Why Neurons Have Thousands Of Synapses, A Theory Of Sequence Memory In Neocortex


Ok thanks @subutai.


The caption of Figure 6 of the paper mentioned in the title says:

The input stream used for this figure contained high-order sequences mixed with random elements. The maximum possible average prediction accuracy of this data stream is 50%.

@jhawkins, @subutai, I don’t really get why the average prediction accuracy would just be 50%, even in the presence of noise. Btw, the amount of noise added to the sequence is not even specified.


If the max possible prediction accuracy is 50%, doesn’t that mean the stream is 50% noise?


Even in the presence of much noise, I don’t get why the prediction accuracy couldn’t still be 100%, given that HTM should be, as it’s claimed in the paper, robust to noise, i.e. deal with sequences which contain noise as if they didn’t contain it.


If the input stream is 50% noise, and you are comparing your predictions to the input stream as ground truth, no algorithm will ever get much better than 50% accuracy.


It’s not written in the paper that the accuracy is calculated in this way you’re suggesting.

Also, in the paper, it’s written

For this simulation we designed the input data stream such that the maximum possible average prediction accuracy is 50%

It should have been stated what actually was done in practice to achieve such a thing.

Also, I really don’t get why would one set up this experiment to obtain just a maximum average prediction accuracy of 50%.


To clarify, HTM will still keep sequences in context in the presence of noise, and continue making predictions given those sequences. It can hold onto those sequences in the noise and continue recognizing features of them over time, even when noise is persistent. Of course, nothing can predict random noise 100%, but HTM can pattern match temporal sequences even with lots of noise.


So the input is not trivial to predict. I’m sure the sequences are very simple patterns. Given a noisy signal, here is our prediction accuracy (near 50%). As we remove cells, accuracy decreases. The point is to show how accuracy is affected by cell death, which is fault tolerance.


This is not demonstrated in the paper.


This experiment to demonstrate the ability of the HTM sequence memory to perform predictions is, at least, a little suspicious, also because artificial simple sequences were used. Anyway, it somehow shows that it can cope with cell death.


I think if you understand the HTM algorithm, activity->prediction is no different in a simple sequence compared to a complex one. The connections formed during learning represent a transition from one element to another, regardless of the overall length or complexity of the sequence. The test shows how that transition is impacted by noise in the system.

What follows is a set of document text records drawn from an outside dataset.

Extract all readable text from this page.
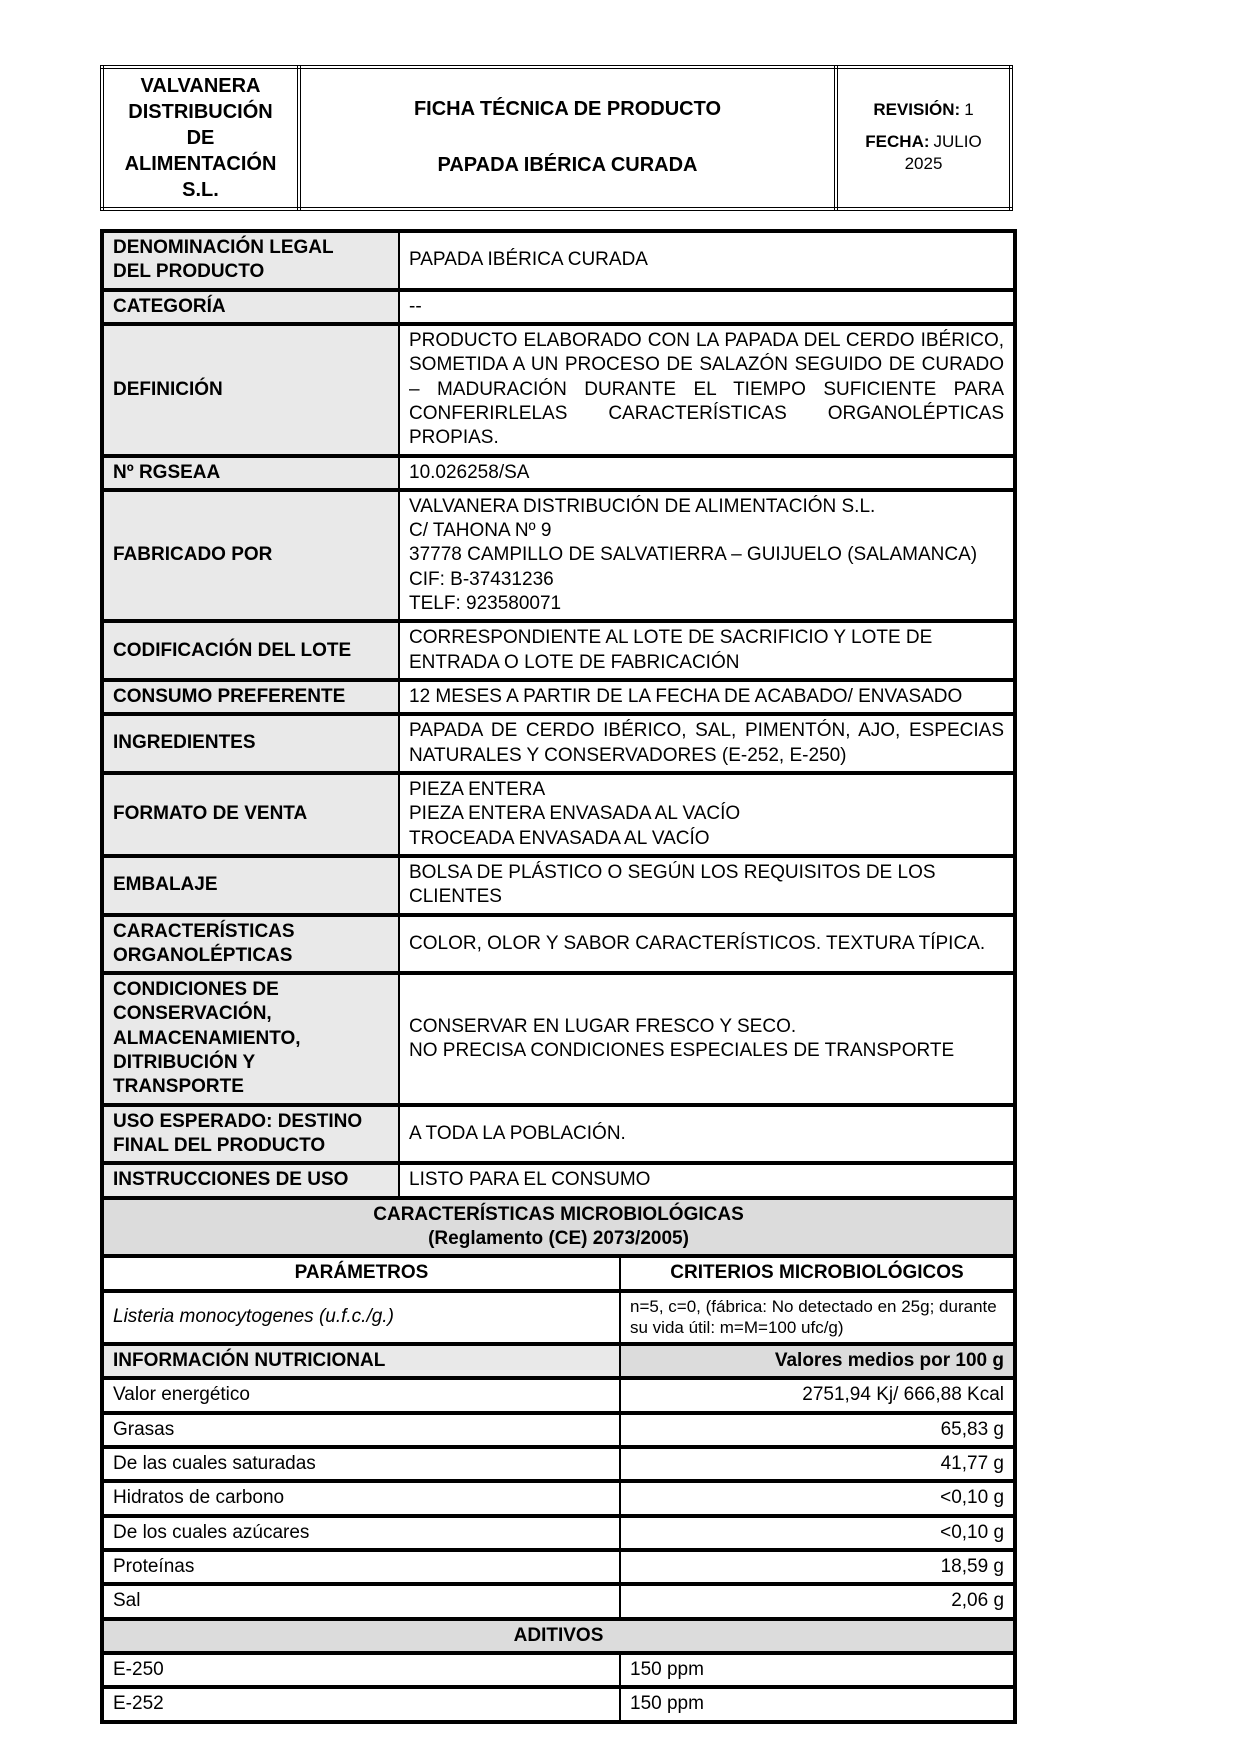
VALVANERA DISTRIBUCIÓN DE ALIMENTACIÓN S.L.	
FICHA TÉCNICA DE PRODUCTO
PAPADA IBÉRICA CURADA

REVISIÓN: 1
FECHA: JULIO 2025
DENOMINACIÓN LEGAL
DEL PRODUCTO	PAPADA IBÉRICA CURADA	
CATEGORÍA	--	
DEFINICIÓN	PRODUCTO ELABORADO CON LA PAPADA DEL CERDO IBÉRICO, SOMETIDA A UN PROCESO DE SALAZÓN SEGUIDO DE CURADO – MADURACIÓN DURANTE EL TIEMPO SUFICIENTE PARA CONFERIRLELAS CARACTERÍSTICAS ORGANOLÉPTICAS PROPIAS.	
Nº RGSEAA	10.026258/SA	
FABRICADO POR	VALVANERA DISTRIBUCIÓN DE ALIMENTACIÓN S.L.
C/ TAHONA Nº 9
37778 CAMPILLO DE SALVATIERRA – GUIJUELO (SALAMANCA)
CIF: B-37431236
TELF: 923580071	

CODIFICACIÓN DEL LOTE	CORRESPONDIENTE AL LOTE DE SACRIFICIO Y LOTE DE ENTRADA O LOTE DE FABRICACIÓN	
CONSUMO PREFERENTE	12 MESES A PARTIR DE LA FECHA DE ACABADO/ ENVASADO	
INGREDIENTES	PAPADA DE CERDO IBÉRICO, SAL, PIMENTÓN, AJO, ESPECIAS NATURALES Y CONSERVADORES (E-252, E-250)	
FORMATO DE VENTA	PIEZA ENTERA
PIEZA ENTERA ENVASADA AL VACÍO
TROCEADA ENVASADA AL VACÍO	

EMBALAJE	BOLSA DE PLÁSTICO O SEGÚN LOS REQUISITOS DE LOS CLIENTES	

CARACTERÍSTICAS
ORGANOLÉPTICAS	COLOR, OLOR Y SABOR CARACTERÍSTICOS. TEXTURA TÍPICA.	

CONDICIONES DE
CONSERVACIÓN,
ALMACENAMIENTO,
DITRIBUCIÓN Y
TRANSPORTE	CONSERVAR EN LUGAR FRESCO Y SECO.
NO PRECISA CONDICIONES ESPECIALES DE TRANSPORTE	

USO ESPERADO: DESTINO
FINAL DEL PRODUCTO	A TODA LA POBLACIÓN.	
INSTRUCCIONES DE USO	LISTO PARA EL CONSUMO	

CARACTERÍSTICAS MICROBIOLÓGICAS
(Reglamento (CE) 2073/2005)		

PARÁMETROS		CRITERIOS MICROBIOLÓGICOS
Listeria monocytogenes (u.f.c./g.)		n=5, c=0, (fábrica: No detectado en 25g; durante su vida útil: m=M=100 ufc/g)
INFORMACIÓN NUTRICIONAL		Valores medios por 100 g
Valor energético		2751,94 Kj/ 666,88 Kcal
Grasas		65,83 g
De las cuales saturadas		41,77 g
Hidratos de carbono		<0,10 g
De los cuales azúcares		<0,10 g
Proteínas		18,59 g
Sal		2,06 g
ADITIVOS		
E-250		150 ppm
E-252		150 ppm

As far as I understood, the prediction accuracy of the HTM sequence memory particularly depends on the number of cells per column and on the complexity of the input sequences.


Number of cells in the column yes, but not complexity of the sequence. Number of cells impacts capacity (i.e. how many contexts a particular input can be in)


Actually, also on the complexity of the sequence. More specifically, it depends on the contextual Markovian order of the elements in the sequence. I suppose that you can cope with this by changing the number of cells per mini-column. Maybe you meant another type of complexity other than the dependencies between the elements in the sequence?


Upping the order of the sequences (like going to ‘a,b,c,d,e,f’ from ‘a,b,c’) increases the req’d capacity, though the standard 32 per column can potentially handle quite a lot. I think it will inevitably take more iterations to learn long sequences though regardless of the cells per column, since longer sequences mean more context.


Sorry, don’t really understand this point, but…

The capacity of a typically sized 2048 minicolumn, 32 cells each is ridiculously huge. With the learning params set properly, even a sequence of ungodly length can be learned in a single shot.


To further hammer home my point, with the learning params set low, if it were to take 3 itterations to learn a very short sequence, it would likewise take 3 iterations to learn an enormously long one. The learning rule is done locally to remember the transition between two elements in context. As such, it functions the same way regardless of how long the sequence is.

I can draw up some visualizations to further explain if this point sounds wrong to you.


In this simulation, the stream contained sequences that were each 6 elements long, followed by 4 noise elements. e.g. “XABCDENNNNYABCFGNNNNXABCDENNNN…” (where N is a completely random input).

In this setup the four noise elements are unpredictable as is the first element of each sequence, so the best you can do is predict 50% of the elements.

The full code for the experiments is here:


I’m still not sure what mathematical property lets you say that the best you can do is 50%, also because the noise is inserted regularly between the sequences (i.e. at regular intervals, given that the noisy sequences have all the same length, as well as the “normal” sequences) and, after a while, the algorithm should have learned all the sequences.

Btw, how exactly did you measure the prediction accuracy?


You know where to look to find this, Subutai just gave you the link.